My right upper arm has become very painful. I think it's from lifting and moving my bf around. It's getting worse every day. Now I'm not sure the cause. I think washing dishes bothers it too. I take pain killers that help a lot - Vicodin. They allow me to keep using the arm. But that's why it's getting worse.
I'm not sure what to do. I think it's some kind of muscle strain and tendonitis - deltoid, I think. Sometimes I can barely stand to lift the tea kettle. I use 2 hands. I fear causing permanent damage, if I don't stop using this arm for anything requiring exertion. What I do often doesn't hurt much, while I'm doing it, but the next day the pain is there worsening.
I need to get more help with his care and the cooking and dishes. But people come in and they don't do things very well. If I have him go temporarily to a nursing home, I think he would do very poorly.
I think about seeing my pcp (she's not a doctor) but I think the only real fix is to stop overusing my arm. My s.o. doesn't seem too worried about me straining my arm. Last night I got real upset about him wanting to get out of bed at midnight. I told him I have to move him less. He has just enough dementia to be hard to reason with sometimes.
I never before cared that I didn't have a lot of money. When you or someone you love gets sick, that's when money is great to have. If you can hire competent people to do what needs doing, then everything can be alright. We have these home attendants who get sent in, but they really aren't that much of a help. The main one I don't let lift my bf hardly at all. She just doesn't have the skill. She was offered 40 hrs/week. She manages to show up 20 hours. Basically I send her to the laundromat to wash his clothes and towels and sheets. I do the cooking and the hands-on care. I can drop laundry off at a wash-and-fold service. It is not much more expensive to do that, than to supply the attendant with quarters and laundry products. I just have her do laundry to give her something to do. I do the showers. It's like the help is no help. Another attendant we have is strong and can move my bf around, but she's only here 7 hrs/week. Hospice wants to send someone for "bath visits." They allow an hour for bathing. That's not enough time to do complete hygiene on a non-ambulatory patient who can't even use a washcloth by himself. He needs total care. That's where it's good to be able to afford to hire the people you want, to be here when you want them, for as long as you want them. These agencies send in people who don't expect to have to do much. The main reason I have them here is to act as sitters, so I can leave the apartment to go to the store and do other errands. While I do that, they mainly sit and watch TV with my bf. Seldom are these attendants "self-starters." I have to specify what they are to do each time each one of them comes. I have to say, "When the dishes in the drying rack are dry, please put them away." I have to specify exactly what to offer my guy to eat, or they'll just give him jello. And I better have the food cooked and ready to just be heated up in the microwave. I'ld faint from shock, if one of them offered to make a hamburger.

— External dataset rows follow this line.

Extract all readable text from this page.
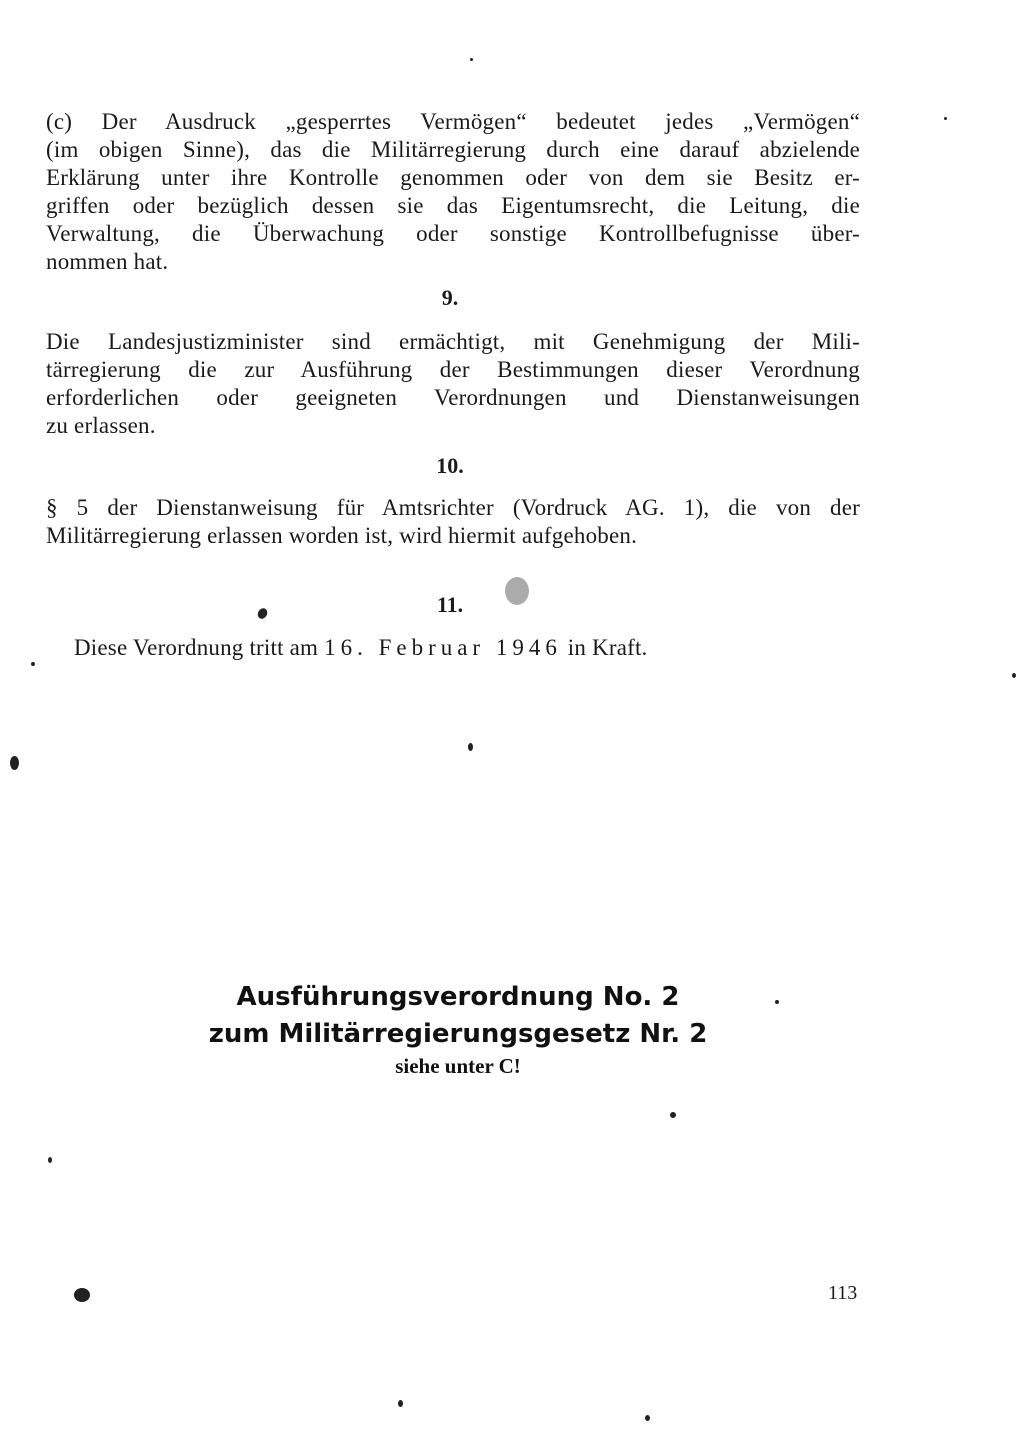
(c) Der Ausdruck „gesperrtes Vermögen“ bedeutet jedes „Vermögen“
(im obigen Sinne), das die Militärregierung durch eine darauf abzielende
Erklärung unter ihre Kontrolle genommen oder von dem sie Besitz er-
griffen oder bezüglich dessen sie das Eigentumsrecht, die Leitung, die
Verwaltung, die Überwachung oder sonstige Kontrollbefugnisse über-
nommen hat.

9.

Die Landesjustizminister sind ermächtigt, mit Genehmigung der Mili-
tärregierung die zur Ausführung der Bestimmungen dieser Verordnung
erforderlichen oder geeigneten Verordnungen und Dienstanweisungen
zu erlassen.

10.

§ 5 der Dienstanweisung für Amtsrichter (Vordruck AG. 1), die von der
Militärregierung erlassen worden ist, wird hiermit aufgehoben.

11.

Diese Verordnung tritt am 16. Februar 1946 in Kraft.

Ausführungsverordnung No. 2

zum Militärregierungsgesetz Nr. 2

siehe unter C!

113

Well. this is getting to be a whine . . . but I'll go on. They love to use the microwave because having to wash a pot is such a burden. Who doesn't know that you can't heat up soup in a styrofoam bowl? Somehow I doubt they do stuff like that in their own kitchens when they are at home. BTW, I do keep just about every size and type of paper and plastic disposable item that you could imagine. Once in a while, something runs out.

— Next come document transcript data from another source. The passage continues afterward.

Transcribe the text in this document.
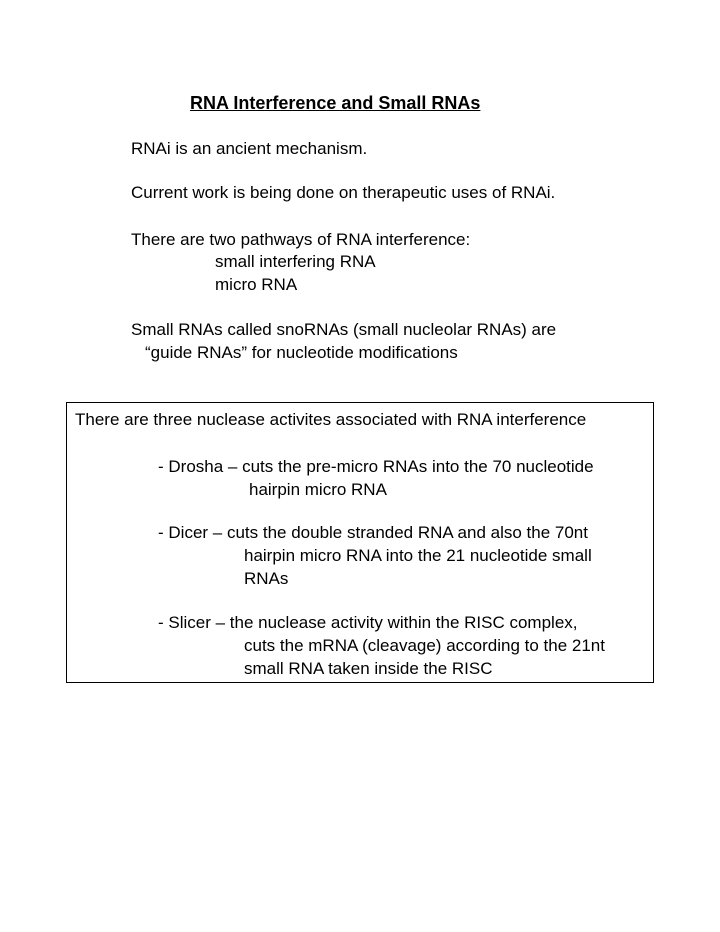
RNA Interference and Small RNAs
RNAi is an ancient mechanism.
Current work is being done on therapeutic uses of RNAi.
There are two pathways of RNA interference:
small interfering RNA
micro RNA
Small RNAs called snoRNAs (small nucleolar RNAs) are
“guide RNAs” for nucleotide modifications
There are three nuclease activites associated with RNA interference
- Drosha – cuts the pre-micro RNAs into the 70 nucleotide
hairpin micro RNA
- Dicer – cuts the double stranded RNA and also the 70nt
hairpin micro RNA into the 21 nucleotide small
RNAs
- Slicer – the nuclease activity within the RISC complex,
cuts the mRNA (cleavage) according to the 21nt
small RNA taken inside the RISC
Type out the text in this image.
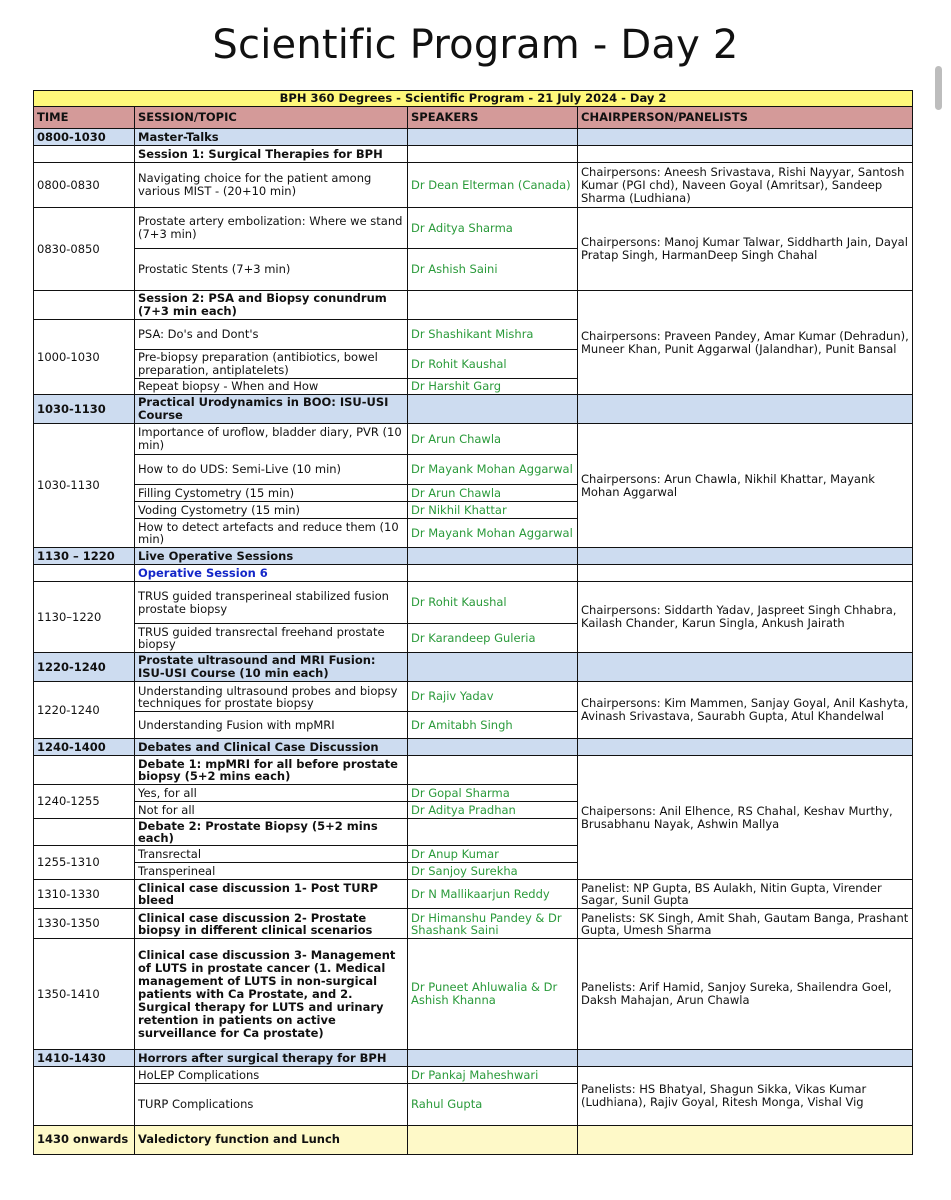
Scientific Program - Day 2
BPH 360 Degrees - Scientific Program - 21 July 2024 - Day 2			
TIME	SESSION/TOPIC	SPEAKERS	CHAIRPERSON/PANELISTS
0800-1030	Master-Talks		
	Session 1: Surgical Therapies for BPH		
0800-0830	Navigating choice for the patient among various MIST - (20+10 min)	Dr Dean Elterman (Canada)	Chairpersons: Aneesh Srivastava, Rishi Nayyar, Santosh Kumar (PGI chd), Naveen Goyal (Amritsar), Sandeep Sharma (Ludhiana)
0830-0850	Prostate artery embolization: Where we stand (7+3 min)	Dr Aditya Sharma	Chairpersons: Manoj Kumar Talwar, Siddharth Jain, Dayal Pratap Singh, HarmanDeep Singh Chahal
	Prostatic Stents (7+3 min)	Dr Ashish Saini	
	Session 2: PSA and Biopsy conundrum (7+3 min each)		Chairpersons: Praveen Pandey, Amar Kumar (Dehradun), Muneer Khan, Punit Aggarwal (Jalandhar), Punit Bansal
1000-1030	PSA: Do's and Dont's	Dr Shashikant Mishra	
	Pre-biopsy preparation (antibiotics, bowel preparation, antiplatelets)	Dr Rohit Kaushal	
	Repeat biopsy - When and How	Dr Harshit Garg	
1030-1130	Practical Urodynamics in BOO: ISU-USI Course		
1030-1130	Importance of uroflow, bladder diary, PVR (10 min)	Dr Arun Chawla	Chairpersons: Arun Chawla, Nikhil Khattar, Mayank Mohan Aggarwal
	How to do UDS: Semi-Live (10 min)	Dr Mayank Mohan Aggarwal	
	Filling Cystometry (15 min)	Dr Arun Chawla	
	Voding Cystometry (15 min)	Dr Nikhil Khattar	
	How to detect artefacts and reduce them (10 min)	Dr Mayank Mohan Aggarwal	
1130 – 1220	Live Operative Sessions		
	Operative Session 6		
1130–1220	TRUS guided transperineal stabilized fusion prostate biopsy	Dr Rohit Kaushal	Chairpersons: Siddarth Yadav, Jaspreet Singh Chhabra, Kailash Chander, Karun Singla, Ankush Jairath
	TRUS guided transrectal freehand prostate biopsy	Dr Karandeep Guleria	
1220-1240	Prostate ultrasound and MRI Fusion: ISU-USI Course (10 min each)		
1220-1240	Understanding ultrasound probes and biopsy techniques for prostate biopsy	Dr Rajiv Yadav	Chairpersons: Kim Mammen, Sanjay Goyal, Anil Kashyta, Avinash Srivastava, Saurabh Gupta, Atul Khandelwal
	Understanding Fusion with mpMRI	Dr Amitabh Singh	
1240-1400	Debates and Clinical Case Discussion		
	Debate 1: mpMRI for all before prostate biopsy (5+2 mins each)		Chaipersons: Anil Elhence, RS Chahal, Keshav Murthy, Brusabhanu Nayak, Ashwin Mallya
1240-1255	Yes, for all	Dr Gopal Sharma	
	Not for all	Dr Aditya Pradhan	
	Debate 2: Prostate Biopsy (5+2 mins each)		
1255-1310	Transrectal	Dr Anup Kumar	
	Transperineal	Dr Sanjoy Surekha	
1310-1330	Clinical case discussion 1- Post TURP bleed	Dr N Mallikaarjun Reddy	Panelist: NP Gupta, BS Aulakh, Nitin Gupta, Virender Sagar, Sunil Gupta
1330-1350	Clinical case discussion 2- Prostate biopsy in different clinical scenarios	Dr Himanshu Pandey & Dr Shashank Saini	Panelists: SK Singh, Amit Shah, Gautam Banga, Prashant Gupta, Umesh Sharma
1350-1410	Clinical case discussion 3- Management of LUTS in prostate cancer (1. Medical management of LUTS in non-surgical patients with Ca Prostate, and 2. Surgical therapy for LUTS and urinary retention in patients on active surveillance for Ca prostate)	Dr Puneet Ahluwalia & Dr Ashish Khanna	Panelists: Arif Hamid, Sanjoy Sureka, Shailendra Goel, Daksh Mahajan, Arun Chawla
1410-1430	Horrors after surgical therapy for BPH		
	HoLEP Complications	Dr Pankaj Maheshwari	Panelists: HS Bhatyal, Shagun Sikka, Vikas Kumar (Ludhiana), Rajiv Goyal, Ritesh Monga, Vishal Vig
	TURP Complications	Rahul Gupta	
1430 onwards	Valedictory function and Lunch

My bf is part of the problem. He'll tell the attendant that he's not hungry and doesn't want them to make him anything. Two minutes after the attendant leaves, he'll say to me, "What do we got around here to eat?" or "Take me to the bathroom."
I could put up with a lot of this, except now I'm waking up every morning with serious pain. I have to lighten the load on me, but don't want to settle for things being done half-arsed. I guess I'm not good at delegating.